From Rob Fink. Follow him on Twitter @RobDFink or email him at rob[AT]borderstan.com.
If one were to observe the ubiquity of saison within the American craft beer landscape, he or she would observe a style whose characteristics are anchored in tradition while defying style categorization.
Originating in the French-speaking southern region of Belgium known as Wallonia, specifically the Hainaut province, Saisons on the whole offer a wide spectrum of flavor possibilities while still remaining identifiably Belgian and identifiably saison.
Literally meaning “season” in French, saisons were traditionally brewed anywhere from late autumn until early spring, and there were several practical reasons for doing so.
Before the advent of refrigeration, you could maintain fermentation temperatures more easily during the late fall and early winter when temperatures were more moderate. Additionally, it gave farmers an opportunity to continue working between harvests and allowed enough time for beer to be brewed to last the entire year.
Although variation is widespread, modern interpretations of the saison style (whether in America, Belgium or elsewhere) have a tendency to showcase extraordinary dryness, ample hop character (by European standards, so not IPA levels) and a Belgian fermentation character redolent of musty earth, phenolic spice and ester-driven fruitiness, resulting in a distinct conglomeration of appetizing flavor.
Best Beer for the Dinner Table
In other words, saisons are arguably the best beer you can have at the dinner table. In terms of food, saisons can handle just about anything. From the most nondescript salad preparation to more involved Southeast Asian cuisine, particularly Thai food, saison reigns supreme.
The wide-ranging plethora of spice flavors, not to mention the silkiness of a coconut milk based curry, provide a beguiling number of flavor hooks for saisons to rest on.
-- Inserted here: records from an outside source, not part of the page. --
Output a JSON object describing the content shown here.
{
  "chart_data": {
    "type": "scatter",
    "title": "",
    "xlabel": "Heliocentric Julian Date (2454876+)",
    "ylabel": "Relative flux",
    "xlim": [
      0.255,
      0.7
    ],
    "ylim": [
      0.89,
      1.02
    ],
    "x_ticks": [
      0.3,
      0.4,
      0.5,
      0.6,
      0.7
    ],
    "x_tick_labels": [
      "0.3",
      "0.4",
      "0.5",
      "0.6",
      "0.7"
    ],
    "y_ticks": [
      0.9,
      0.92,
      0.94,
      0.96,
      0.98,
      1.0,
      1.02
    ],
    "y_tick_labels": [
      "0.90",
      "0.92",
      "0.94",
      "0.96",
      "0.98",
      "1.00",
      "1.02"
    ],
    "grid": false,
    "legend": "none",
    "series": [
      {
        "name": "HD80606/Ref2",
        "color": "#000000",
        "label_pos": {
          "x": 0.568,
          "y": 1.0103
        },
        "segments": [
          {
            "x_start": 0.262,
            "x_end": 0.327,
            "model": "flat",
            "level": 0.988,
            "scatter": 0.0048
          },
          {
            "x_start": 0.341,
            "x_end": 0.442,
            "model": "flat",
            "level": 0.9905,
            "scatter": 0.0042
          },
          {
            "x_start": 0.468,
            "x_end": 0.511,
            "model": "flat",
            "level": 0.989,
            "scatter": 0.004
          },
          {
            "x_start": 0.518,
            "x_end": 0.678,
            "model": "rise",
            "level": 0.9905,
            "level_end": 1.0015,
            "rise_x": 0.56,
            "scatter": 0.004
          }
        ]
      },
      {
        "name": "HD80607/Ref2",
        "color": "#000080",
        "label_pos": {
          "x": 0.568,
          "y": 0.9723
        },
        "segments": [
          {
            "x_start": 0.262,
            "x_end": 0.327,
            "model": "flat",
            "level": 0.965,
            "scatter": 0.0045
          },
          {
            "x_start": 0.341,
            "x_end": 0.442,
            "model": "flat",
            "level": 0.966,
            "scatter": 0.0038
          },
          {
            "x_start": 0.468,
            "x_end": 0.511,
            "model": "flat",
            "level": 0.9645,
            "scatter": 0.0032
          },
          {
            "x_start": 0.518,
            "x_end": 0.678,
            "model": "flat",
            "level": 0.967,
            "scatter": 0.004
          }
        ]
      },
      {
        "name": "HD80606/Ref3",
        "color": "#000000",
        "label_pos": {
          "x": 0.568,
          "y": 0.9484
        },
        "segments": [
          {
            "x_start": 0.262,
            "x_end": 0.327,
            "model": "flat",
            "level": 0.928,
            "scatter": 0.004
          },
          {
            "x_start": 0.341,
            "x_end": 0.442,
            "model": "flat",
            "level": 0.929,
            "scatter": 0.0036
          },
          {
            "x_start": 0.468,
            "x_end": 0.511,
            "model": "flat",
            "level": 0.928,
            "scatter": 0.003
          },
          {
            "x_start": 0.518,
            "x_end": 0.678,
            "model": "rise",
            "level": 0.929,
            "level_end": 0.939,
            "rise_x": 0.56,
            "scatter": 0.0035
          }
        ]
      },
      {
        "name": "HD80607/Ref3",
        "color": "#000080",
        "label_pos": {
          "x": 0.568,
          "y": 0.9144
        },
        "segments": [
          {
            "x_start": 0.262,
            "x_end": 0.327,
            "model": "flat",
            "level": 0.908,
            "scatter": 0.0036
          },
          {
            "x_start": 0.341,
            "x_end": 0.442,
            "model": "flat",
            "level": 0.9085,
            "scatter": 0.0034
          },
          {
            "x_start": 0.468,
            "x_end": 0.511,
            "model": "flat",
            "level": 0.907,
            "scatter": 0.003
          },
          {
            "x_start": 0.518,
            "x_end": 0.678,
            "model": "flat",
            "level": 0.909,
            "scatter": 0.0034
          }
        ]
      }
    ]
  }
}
The next time you order Thai carry-out, opt for a saison instead of wine (in particular, stay clear of red wine); you’ll be glad you did.
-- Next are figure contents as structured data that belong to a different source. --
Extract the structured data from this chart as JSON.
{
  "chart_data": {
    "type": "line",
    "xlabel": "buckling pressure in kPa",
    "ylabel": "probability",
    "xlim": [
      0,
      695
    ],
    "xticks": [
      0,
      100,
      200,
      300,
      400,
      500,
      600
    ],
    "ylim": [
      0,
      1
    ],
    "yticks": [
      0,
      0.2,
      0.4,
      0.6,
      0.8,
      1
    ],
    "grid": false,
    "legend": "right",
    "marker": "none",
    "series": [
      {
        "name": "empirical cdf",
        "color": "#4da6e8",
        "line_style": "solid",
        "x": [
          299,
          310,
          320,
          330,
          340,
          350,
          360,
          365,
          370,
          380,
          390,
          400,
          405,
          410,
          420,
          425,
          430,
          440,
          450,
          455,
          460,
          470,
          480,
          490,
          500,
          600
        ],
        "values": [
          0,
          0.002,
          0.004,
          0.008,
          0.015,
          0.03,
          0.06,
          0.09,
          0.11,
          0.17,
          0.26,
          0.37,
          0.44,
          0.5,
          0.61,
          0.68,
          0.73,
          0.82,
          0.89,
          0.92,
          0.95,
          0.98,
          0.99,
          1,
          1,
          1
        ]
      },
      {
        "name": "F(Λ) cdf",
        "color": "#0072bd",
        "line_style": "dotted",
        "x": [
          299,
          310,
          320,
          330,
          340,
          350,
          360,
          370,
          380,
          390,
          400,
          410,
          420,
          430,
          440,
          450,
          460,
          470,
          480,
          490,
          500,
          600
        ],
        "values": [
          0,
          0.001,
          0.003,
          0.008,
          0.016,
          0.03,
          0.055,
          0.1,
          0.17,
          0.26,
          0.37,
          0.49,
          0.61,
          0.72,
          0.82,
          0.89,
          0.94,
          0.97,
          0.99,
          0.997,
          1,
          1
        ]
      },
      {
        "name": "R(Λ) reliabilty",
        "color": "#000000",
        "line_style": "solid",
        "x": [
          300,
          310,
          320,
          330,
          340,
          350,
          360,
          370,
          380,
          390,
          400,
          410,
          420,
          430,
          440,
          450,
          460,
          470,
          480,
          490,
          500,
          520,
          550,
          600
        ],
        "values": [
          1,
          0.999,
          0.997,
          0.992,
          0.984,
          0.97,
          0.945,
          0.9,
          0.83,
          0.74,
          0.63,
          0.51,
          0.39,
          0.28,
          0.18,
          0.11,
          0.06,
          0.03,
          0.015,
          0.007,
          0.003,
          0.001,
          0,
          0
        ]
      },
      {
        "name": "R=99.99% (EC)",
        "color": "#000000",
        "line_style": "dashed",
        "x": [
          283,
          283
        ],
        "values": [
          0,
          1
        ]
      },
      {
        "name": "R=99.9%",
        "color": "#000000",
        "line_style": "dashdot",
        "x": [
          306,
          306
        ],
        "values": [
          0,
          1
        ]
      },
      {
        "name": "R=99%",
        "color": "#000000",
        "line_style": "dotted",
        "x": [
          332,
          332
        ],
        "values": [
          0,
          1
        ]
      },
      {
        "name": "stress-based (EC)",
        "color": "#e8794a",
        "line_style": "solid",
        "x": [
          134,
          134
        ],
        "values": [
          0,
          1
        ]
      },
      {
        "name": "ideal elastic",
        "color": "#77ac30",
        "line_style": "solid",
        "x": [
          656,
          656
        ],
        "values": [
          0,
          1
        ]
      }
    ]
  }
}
As the summer months invariably approach, two saisons (one omniscient and one local) come to mind, either of which would amplify any warm weather gathering (preferably outdoors!) you may be having.
Saison Dupont – Brasserie Dupont, Tourpes, Leuze-en-Hainaut, Belgium, 6.5% ABV: Saison Dupont is the indisputable standard-bearer of the style. Upon first whiff, your nose is infiltrated with a barrage of herbaceous grass, musky earth, stone fruit and the slightest hint of peppery spiciness. If I were to take five beers away with me to a desert island, this would be one of them. Incredibly food-friendly and ultimately quaffable, Saison Dupont re-establishes the flavor/food paradigm for beer.
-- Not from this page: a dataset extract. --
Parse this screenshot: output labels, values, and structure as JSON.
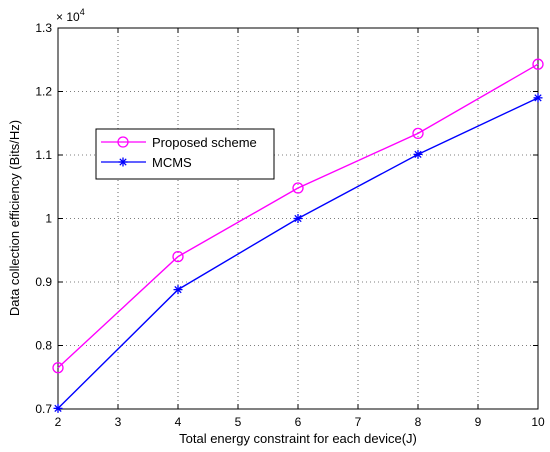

Stateside Saison – Stillwater Artisanal Ales, location “unknown,” 6.8% ABV: As a “gypsy” brewer who travels around the world to brew beer with other like-minded brewers yet retains his own brand and is based in Baltimore, Brian Strumke fully embraces the cultural manifestation of defiance. Despite being steeped in the Belgian tradition, Strumke takes a distinctly American perspective in terms of his beer. His beers often exhibit the flavorfully intense bravado associated with American craft beer. Stateside Saison bursts at the seams with notes of peppery spice but with an accompaniment of American hop character, allowing flowery citric notes to permeate the Belgian fermentation character. To be sure, Stateside Saison is a veritable stunner that just screams for a lime-heavy sea bass ceviche.
Thankfully, both of these beers are plentiful in the Borderstan area. Most liquor stores with a decent beer selection will carry Saison Dupont, and Borderstan mainstays such as the P Street Whole Foods and Connecticut Avenue Wine and Liquor will undoubtedly satiate your thirst for Saison, including a variety of Stillwater beers. If you choose to enjoy an evening on your balcony or porch in the near future, consider one of the above mentioned saisons — you certainly won’t regret it.